Average newcomers to Durham bring with them $10,000 more a year in income than average Bull City residents. With the construction of new housing falling short of population growth since 2010, the effect is a competitive real estate market in which wealthier newcomers drive up prices and buy below their means, snapping up inventory that would have been affordable to others.
"You have to be fast and rich because even rich people can't buy a house in Durham right now," says Durham city council member Jillian Johnson.
City-county planning staffers are trying to stem that tide by proposing regulatory changes to encourage the development of so-called missing-middle housing—everything in between single-family homes and large apartment complexes. Senior planner Hannah Jacobson laid out phase one of the Expanding Housing Choices project for the city council last week.
To accommodate the approximately 160,000 people expected to move to Durham by 2045, the county needs to add about two thousand units per year to its housing stock, per Jacobson's presentation.
Right now, options are mostly limited to single-family homes, which make up about 58 percent of Durham's housing stock. While single-family homes can be built by right in 77 percent of the county—meaning they don't require special approval from local governments—missing-middle housing, such as duplexes, mother-in-law suites, and cottage courts that share a common outdoor space, can only be built without such approval in about 8 percent of the county.
Planning staffers hope that by relaxing regulations on lot size, where certain types of housing can be built, and how that housing can look, developers (and even homeowners) will start to fill the gap with missing-middle housing, giving buyers more options and adding density to existing neighborhoods without changing their character.
"We look at all of the data we've seen so far, it feels like the answer to the housing shortage is to build more, build more, build more," Jacobson told the council. "And I think that's true at a citywide level and a regional level—that we need more housing supply. But if you zoom into the neighborhood level, the block level, development has felt like more of the problem and not the answer because it has led to increased gentrification."
You don't need to look twenty-seven years into the future to see Durham's housing shortage play out.
Already about 120,000 people commute here every day from places like Johnston, Chatham, and Alamance counties, many because they can't afford to live in the city where they work or find the type of housing they want here. The amount of developable land left is limited, and increasing density in existing neighborhoods by building taller—while encouraged for areas close to mass transit—tends to draw intense opposition from residents who say it's not a good fit.

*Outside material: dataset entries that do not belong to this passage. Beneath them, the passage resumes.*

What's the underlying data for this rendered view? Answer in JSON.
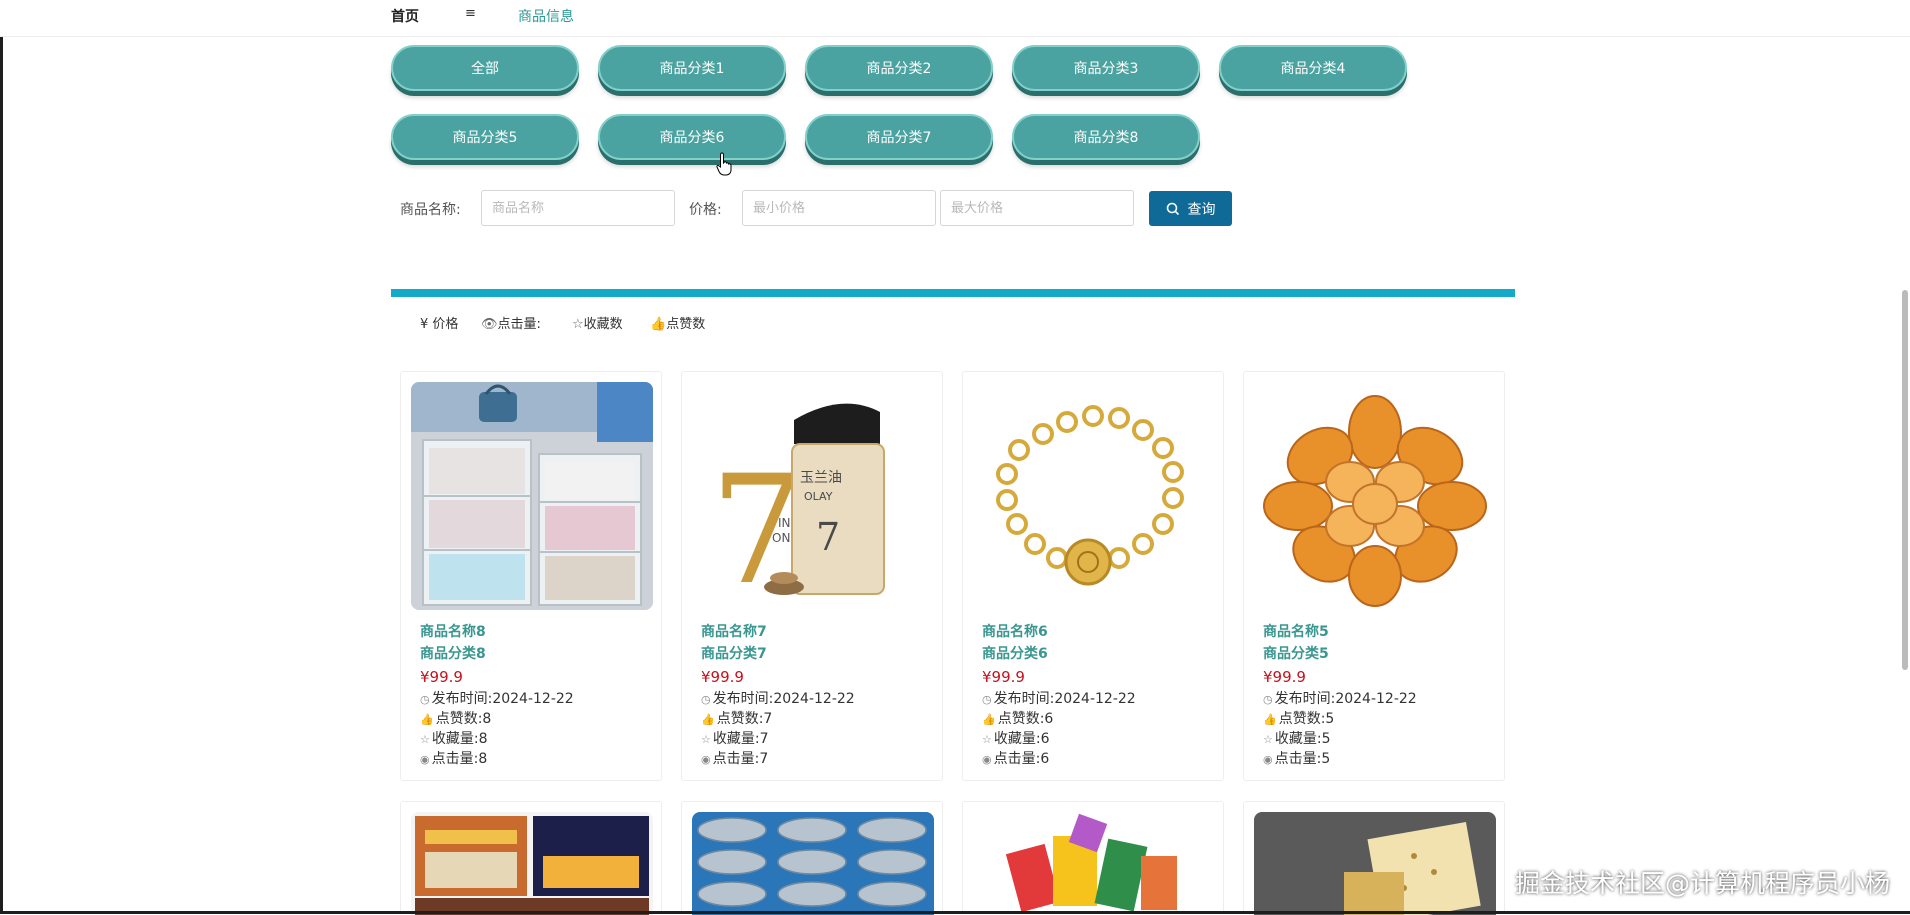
{
  "nav": {
    "home": "首页",
    "separator": "≡",
    "current": "商品信息"
  },
  "categories": [
    "全部",
    "商品分类1",
    "商品分类2",
    "商品分类3",
    "商品分类4",
    "商品分类5",
    "商品分类6",
    "商品分类7",
    "商品分类8"
  ],
  "search": {
    "name_label": "商品名称:",
    "name_placeholder": "商品名称",
    "price_label": "价格:",
    "min_placeholder": "最小价格",
    "max_placeholder": "最大价格",
    "button_label": "查询"
  },
  "sort_options": [
    {
      "icon": "yen-icon",
      "label": "¥ 价格"
    },
    {
      "icon": "eye-icon",
      "label": "点击量:"
    },
    {
      "icon": "star-icon",
      "label": "收藏数"
    },
    {
      "icon": "thumbs-up-icon",
      "label": "点赞数"
    }
  ],
  "field_labels": {
    "time": "发布时间:",
    "likes": "点赞数:",
    "favorites": "收藏量:",
    "clicks": "点击量:"
  },
  "products": [
    {
      "name": "商品名称8",
      "category": "商品分类8",
      "price": "¥99.9",
      "time": "2024-12-22",
      "likes": "8",
      "favorites": "8",
      "clicks": "8",
      "image": "storage-drawers"
    },
    {
      "name": "商品名称7",
      "category": "商品分类7",
      "price": "¥99.9",
      "time": "2024-12-22",
      "likes": "7",
      "favorites": "7",
      "clicks": "7",
      "image": "face-cream"
    },
    {
      "name": "商品名称6",
      "category": "商品分类6",
      "price": "¥99.9",
      "time": "2024-12-22",
      "likes": "6",
      "favorites": "6",
      "clicks": "6",
      "image": "gold-bracelet"
    },
    {
      "name": "商品名称5",
      "category": "商品分类5",
      "price": "¥99.9",
      "time": "2024-12-22",
      "likes": "5",
      "favorites": "5",
      "clicks": "5",
      "image": "dried-abalone"
    }
  ],
  "second_row_images": [
    "shopping-mall",
    "fish-tray",
    "snack-basket",
    "gift-box"
  ],
  "image_text": {
    "cream_brand_cn": "玉兰油",
    "cream_brand_en": "OLAY",
    "cream_number": "7",
    "cream_big_number": "7",
    "cream_sub1": "IN",
    "cream_sub2": "ONE"
  },
  "watermark": "掘金技术社区@计算机程序员小杨",
  "colors": {
    "pill": "#4aa3a0",
    "accent": "#2b9a94",
    "price": "#c4121e",
    "search_button": "#0f6a98",
    "divider": "#13a9c9"
  }
}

There are fewer homes on the market in Durham, and they're selling faster and for higher prices; the median sale price has gone from $168,000 to $258,000 in the past five years, according to real estate website Redfin. While there is more rental inventory, rents have also increased.

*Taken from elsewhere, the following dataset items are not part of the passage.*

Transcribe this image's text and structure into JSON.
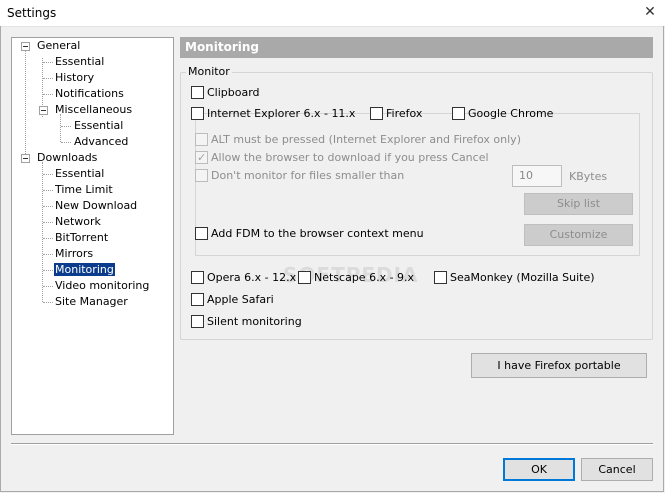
{
  "window": {
    "title": "Settings",
    "close_glyph": "✕"
  },
  "tree": {
    "general": "General",
    "general_children": [
      "Essential",
      "History",
      "Notifications"
    ],
    "misc": "Miscellaneous",
    "misc_children": [
      "Essential",
      "Advanced"
    ],
    "downloads": "Downloads",
    "downloads_children": [
      "Essential",
      "Time Limit",
      "New Download",
      "Network",
      "BitTorrent",
      "Mirrors",
      "Monitoring",
      "Video monitoring",
      "Site Manager"
    ],
    "selected": "Monitoring"
  },
  "panel": {
    "header": "Monitoring",
    "group_label": "Monitor",
    "clipboard": "Clipboard",
    "ie": "Internet Explorer 6.x - 11.x",
    "firefox": "Firefox",
    "chrome": "Google Chrome",
    "alt_pressed": "ALT must be pressed (Internet Explorer and Firefox only)",
    "allow_cancel": "Allow the browser to download if you press Cancel",
    "dont_monitor": "Don't monitor for files smaller than",
    "size_value": "10",
    "size_unit": "KBytes",
    "skip_list": "Skip list",
    "add_context": "Add FDM to the browser context menu",
    "customize": "Customize",
    "opera": "Opera 6.x - 12.x",
    "netscape": "Netscape 6.x - 9.x",
    "seamonkey": "SeaMonkey (Mozilla Suite)",
    "safari": "Apple Safari",
    "silent": "Silent monitoring",
    "portable_button": "I have Firefox portable"
  },
  "footer": {
    "ok": "OK",
    "cancel": "Cancel"
  },
  "watermark": "SOFTPEDIA",
  "colors": {
    "selection": "#0a3b8c",
    "header_bg": "#a9a9a9",
    "accent": "#0078d7"
  }
}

While missing-middle housing is more affordable than your standard single-family house, it won't be affordable for everyone. But officials hope that it could stave off gentrification anyway.
As council member Charlie Reece explained at last week's meeting: "The rationale for this project, in my view, is not necessarily that this puts a dent in affordability ... but that we build places for people to move into Durham and live in that are not currently bought by low-income folks."
To that end, planning staffers have proposed six concepts.
One is to make it easier to build accessory dwelling units, also called mother-in-law suites or granny flats, behind existing homes. Right now, ADUs are capped in size at 30 percent of the primary dwelling on a lot. They also must conform to height limits and setback requirements. As such, just seventy-two ADUs have been permitted in Durham since they were allowed in 2006, according to the planning department.
Planners want to increase ADUs' size limit while also reducing the height cap so that the units are less obtrusive. Jacobson said the department is also working to streamline the ADU process and connect homeowners with loans to build them.
Another proposal would allow duplexes in more parts of the county; currently, you can only build them in about 3 percent of Durham County, according to the planning department. In eleven years, only twenty-two duplexes have been permitted.
To reduce land costs, staffers also want to revisit requirements for how big a lot must be in order to build a single-family home on it, although they acknowledge this could lead developers to tear down existing homes so that they can subdivide properties. A similar proposal creates a new category of homes with smaller lot-size requirements. The small-house-small-lot type would include homes smaller than eight hundred square feet but bigger than tiny homes, considered to be under four hundred square feet. Another proposal creates a category for cottage courts, or clusters of small cottages around a central outdoor area.
The last concept is to rewrite standards for "infilling" certain vacant lots so that new homes are in keeping with the surrounding neighborhood—for example, by imposing height limits or requiring a tree canopy, as the city council recently did with the neighborhood protection overlay in Old West Durham.
"This is not the answer to affordable housing," Jacobson told the council. "We believe that these interventions need to be done as part of a wider strategy for affordability and that they need to be paired with preservation strategies and continued development in support of subsidized housing units that specifically try to protect vulnerable neighborhoods and households. However, I think if nothing is done to accommodate the additional growth, the current problems that we're experiencing will only continue and likely worsen."